80年代青春歌謡365アーティスト365曲 vol.57
白いクリスマス JUN SKY WALKER(S)
作詞 KAZYA
作曲 JUNTA
編曲 JUN SKY WALKER(S)
発売 1989年11月
バンドブームの中で人気絶頂をむかえたパンクロックバンドの代表格が、クリスマスシーズンに出した唯一のナンバー1獲得曲
1989年当時の日本の音楽界はバントブーム真っ只中、プロもアマチュアもこぞって、やれライブハウスだ、あれホコテンだ、イカ天だと、とにかくバンド、バンド、バンド…そんな時代。当然のようにオリコンのチャートにも多くのバンドが上位進出を果たし、代わる代わるにヒット曲を放ち、その競争もまた激しい時代でした。音楽のジャンルもいろいろで、新しい音楽も次々に登場。その中でいわゆるパンクロック系バンドの代表核として人気を集めたのが、THE BLUE HEARTSとJUN SKY WALKER(S)でした。そもそもが一部のコアなファンを対象にしていた音楽が、彼らの登場によって、一気に大衆へと広がっていったのが、ちょうどこの時代だったといえるのではないでしょうか。
JUN SKY WALKER(S)はボーカルの宮田和弥を中心とした4人組バンド。1988年5月にアルバム「全部このままで」でメジャーデビューを果たし、同年9月に1stシングル『すてきな夜空』を発売。これがオリコン最高21位と健闘すると、1989年6月の2ndシングル『歩いていこう』がオリコン12位まで上昇。そして11月に発売した3rdシングル『白いクリスマス』で、とうとう初登場1位を獲得したのです。時にバブル絶頂期。クリスマスには高級車でドライブして、高級レストランで食事して、高級ホテルに泊まってという、とにかくお金を使いまくって派手でロマンティックに過ごすことが正しい過ごし方と言わんばかりの風潮の中、クリスマスソングが次々にリリースされたりもしていました。あのJUN SKY WALKER(S)までもクリスマスソングを出したきたのか、これは完全に狙いにいったなと、内心思ったりもしていましたが、その目論見(?)どおり、『白いクリスマス』はJUN SKY WALKER(S)にとって、初のトップテン入りシングル且つ、唯一のナンバー1ソングとなったわけです。ちなみに1989年12月11日付オリコンシングルランキングをみると、
2位小室哲哉『CHRISTMAS CHORUS』
4位JUN SKY WALKER(S)『白いクリスマス』
5位山下達郎『クリスマス・イブ』
7位小田和正『君にMerry Xmas』
と、10曲中4曲がクリスマスソングという極端な状態になっていました。
パンクロックバンドが歌うクリスマスソングとはいったいどんな感じになるのか、タイトルだけを聞いたときは、興味津々ではありましたが、なるほど彼らの個性を生かしながらも、クリスマスらしい、しっとりした曲調になっています。テンポが速くのりの良い曲が多いJUN SKY WALKER(S)(長いので以降ジュンスカにします)のシングルの中では、結果としてやや異質な感じの一曲となったのですが、それが彼らの最大のヒット曲にもなったのです。バンド自体の昇っていく勢いに、この年のクリスマスソング・ブーム、さらに楽曲の魅力が重なって、こういった結果に結びついたのでしょう。ただ彼ら最大のヒット曲ではあっても、彼らを象徴する代表曲かと言われたら、ちょっと違うのかもしれません。

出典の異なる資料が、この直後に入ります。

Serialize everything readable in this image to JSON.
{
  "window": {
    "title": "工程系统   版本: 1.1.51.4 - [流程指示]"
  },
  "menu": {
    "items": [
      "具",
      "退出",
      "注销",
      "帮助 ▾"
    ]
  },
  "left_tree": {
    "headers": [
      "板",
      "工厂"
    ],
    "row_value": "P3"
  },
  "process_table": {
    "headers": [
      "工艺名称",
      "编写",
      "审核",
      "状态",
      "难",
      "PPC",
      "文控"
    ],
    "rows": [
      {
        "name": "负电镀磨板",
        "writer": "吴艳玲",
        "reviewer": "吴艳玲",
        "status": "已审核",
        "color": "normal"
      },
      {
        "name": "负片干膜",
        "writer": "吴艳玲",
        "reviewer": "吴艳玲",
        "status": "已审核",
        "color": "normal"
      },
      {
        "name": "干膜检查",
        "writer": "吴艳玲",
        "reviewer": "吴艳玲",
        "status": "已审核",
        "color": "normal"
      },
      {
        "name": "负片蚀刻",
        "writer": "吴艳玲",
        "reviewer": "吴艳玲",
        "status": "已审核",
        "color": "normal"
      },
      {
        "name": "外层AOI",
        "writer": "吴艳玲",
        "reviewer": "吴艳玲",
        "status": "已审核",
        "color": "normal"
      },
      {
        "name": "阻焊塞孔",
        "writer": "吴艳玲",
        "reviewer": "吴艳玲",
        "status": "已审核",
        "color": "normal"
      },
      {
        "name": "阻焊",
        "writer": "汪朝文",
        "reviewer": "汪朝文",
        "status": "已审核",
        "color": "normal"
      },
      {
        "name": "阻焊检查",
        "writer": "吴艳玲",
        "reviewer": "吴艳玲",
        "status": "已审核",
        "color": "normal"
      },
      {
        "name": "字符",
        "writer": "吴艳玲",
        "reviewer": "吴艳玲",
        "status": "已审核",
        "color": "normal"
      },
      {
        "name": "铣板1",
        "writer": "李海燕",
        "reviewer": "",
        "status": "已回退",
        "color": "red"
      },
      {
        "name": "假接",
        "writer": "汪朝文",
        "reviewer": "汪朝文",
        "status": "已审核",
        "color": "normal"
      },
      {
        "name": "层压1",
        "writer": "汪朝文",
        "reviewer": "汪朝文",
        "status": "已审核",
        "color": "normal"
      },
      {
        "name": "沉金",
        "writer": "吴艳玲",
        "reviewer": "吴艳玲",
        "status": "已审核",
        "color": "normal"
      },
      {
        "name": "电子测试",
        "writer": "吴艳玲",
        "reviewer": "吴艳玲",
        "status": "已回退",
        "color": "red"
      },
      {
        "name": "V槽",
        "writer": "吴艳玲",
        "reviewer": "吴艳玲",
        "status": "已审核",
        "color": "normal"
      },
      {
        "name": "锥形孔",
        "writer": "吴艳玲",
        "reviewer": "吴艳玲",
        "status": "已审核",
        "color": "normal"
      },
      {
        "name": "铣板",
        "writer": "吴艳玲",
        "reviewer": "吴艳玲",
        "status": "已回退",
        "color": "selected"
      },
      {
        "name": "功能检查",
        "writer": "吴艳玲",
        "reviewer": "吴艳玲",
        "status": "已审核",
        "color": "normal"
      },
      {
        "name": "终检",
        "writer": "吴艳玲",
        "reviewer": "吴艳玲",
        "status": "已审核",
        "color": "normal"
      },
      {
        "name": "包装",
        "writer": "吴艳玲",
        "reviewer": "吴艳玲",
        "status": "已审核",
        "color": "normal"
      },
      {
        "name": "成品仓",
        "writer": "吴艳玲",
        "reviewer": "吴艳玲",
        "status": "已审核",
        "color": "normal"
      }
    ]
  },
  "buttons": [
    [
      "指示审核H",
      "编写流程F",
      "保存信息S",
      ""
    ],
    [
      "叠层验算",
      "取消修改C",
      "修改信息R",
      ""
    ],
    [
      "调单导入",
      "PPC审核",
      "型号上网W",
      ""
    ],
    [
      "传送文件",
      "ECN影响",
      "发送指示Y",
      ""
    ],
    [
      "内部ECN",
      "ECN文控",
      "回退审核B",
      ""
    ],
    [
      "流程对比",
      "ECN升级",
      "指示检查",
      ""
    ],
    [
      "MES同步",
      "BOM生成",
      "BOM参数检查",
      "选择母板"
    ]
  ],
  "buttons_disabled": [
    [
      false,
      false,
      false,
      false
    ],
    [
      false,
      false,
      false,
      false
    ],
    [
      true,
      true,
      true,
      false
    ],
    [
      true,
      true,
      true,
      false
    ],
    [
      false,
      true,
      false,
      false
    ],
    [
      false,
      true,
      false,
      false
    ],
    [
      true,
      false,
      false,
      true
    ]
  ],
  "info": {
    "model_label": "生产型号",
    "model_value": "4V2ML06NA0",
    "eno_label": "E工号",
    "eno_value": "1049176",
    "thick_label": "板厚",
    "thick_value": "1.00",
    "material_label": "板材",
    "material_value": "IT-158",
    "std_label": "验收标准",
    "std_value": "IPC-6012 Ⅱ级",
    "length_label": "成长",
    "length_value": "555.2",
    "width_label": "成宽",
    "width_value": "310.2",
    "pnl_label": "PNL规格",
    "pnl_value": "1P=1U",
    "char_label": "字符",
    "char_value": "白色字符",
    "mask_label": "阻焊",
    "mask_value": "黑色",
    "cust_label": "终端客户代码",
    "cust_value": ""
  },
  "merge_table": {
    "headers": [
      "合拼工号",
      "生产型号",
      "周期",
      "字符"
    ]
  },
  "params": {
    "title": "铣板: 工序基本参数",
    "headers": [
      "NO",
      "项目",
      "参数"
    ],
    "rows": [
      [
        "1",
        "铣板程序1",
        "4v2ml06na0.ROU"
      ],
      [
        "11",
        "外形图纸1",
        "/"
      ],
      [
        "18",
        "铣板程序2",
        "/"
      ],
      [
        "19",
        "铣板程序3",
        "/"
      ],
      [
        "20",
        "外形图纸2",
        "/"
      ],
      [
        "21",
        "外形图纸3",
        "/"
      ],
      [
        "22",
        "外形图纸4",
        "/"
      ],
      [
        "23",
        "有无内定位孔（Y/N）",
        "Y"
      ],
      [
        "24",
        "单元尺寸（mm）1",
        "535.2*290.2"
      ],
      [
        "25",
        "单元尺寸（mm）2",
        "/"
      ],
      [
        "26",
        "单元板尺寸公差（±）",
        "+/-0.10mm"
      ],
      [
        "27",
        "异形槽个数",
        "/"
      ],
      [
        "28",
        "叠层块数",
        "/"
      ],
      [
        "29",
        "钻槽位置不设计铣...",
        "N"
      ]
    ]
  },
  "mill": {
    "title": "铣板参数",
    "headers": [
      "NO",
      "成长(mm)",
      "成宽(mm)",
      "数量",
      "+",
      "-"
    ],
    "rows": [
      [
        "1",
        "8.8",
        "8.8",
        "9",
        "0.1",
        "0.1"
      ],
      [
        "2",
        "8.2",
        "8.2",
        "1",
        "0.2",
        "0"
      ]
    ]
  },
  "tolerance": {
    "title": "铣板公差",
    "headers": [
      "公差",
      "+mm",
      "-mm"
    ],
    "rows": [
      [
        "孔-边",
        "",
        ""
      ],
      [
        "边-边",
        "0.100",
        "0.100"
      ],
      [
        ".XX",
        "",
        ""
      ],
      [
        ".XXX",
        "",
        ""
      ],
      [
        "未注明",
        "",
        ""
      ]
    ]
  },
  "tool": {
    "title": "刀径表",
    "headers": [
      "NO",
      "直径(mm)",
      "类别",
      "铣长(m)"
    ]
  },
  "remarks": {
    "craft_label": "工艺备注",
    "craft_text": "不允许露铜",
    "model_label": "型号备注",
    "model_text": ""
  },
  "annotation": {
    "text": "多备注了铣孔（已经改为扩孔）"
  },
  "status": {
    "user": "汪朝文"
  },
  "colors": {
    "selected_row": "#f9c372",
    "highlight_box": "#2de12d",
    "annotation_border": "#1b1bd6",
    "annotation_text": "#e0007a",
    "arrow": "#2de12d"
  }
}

ジュンスカの曲の多くの作詞は宮田和弥が担当していますが、『白いクリスマス』も宮田和弥の作詞です。この曲に限ったことではありませんが、シンプルで飾らない言葉がストレートに伝わってくる歌です。ただ言葉の一つ一つはシンプルなのですが、この曲、詩を読んだだけでは、実はなかなか状況を理解するのが簡単ではありません。“白いクリスマス”と聞くと、雪が降り積もっているクリスマスを当然想像するのですが、《白いクリスマス 透きとおる 今日はクリスマス どしゃぶりの雨もそうさ 白いクリスマス》と繰り返しサビで歌われていて、そう単純ではないことがわかります。このあたり、ありきたりのクリスマスソングとはちょっと違うぜという、パンクロックをやっているプライドとか、ちょっとした反骨心とか、そんなものを想像させるような表現だったのかもしれません。
さて、このヒットの後、『START』(1991年1月)が最高4位、『つめこんだHAPPY』(1991年10月)が最高7位と、2曲のトップ10入りシングルを世に送り出した後、ジュンスカは1997年に解散します。その後再結成され、往年のファンを喜ばせたりもしたようです。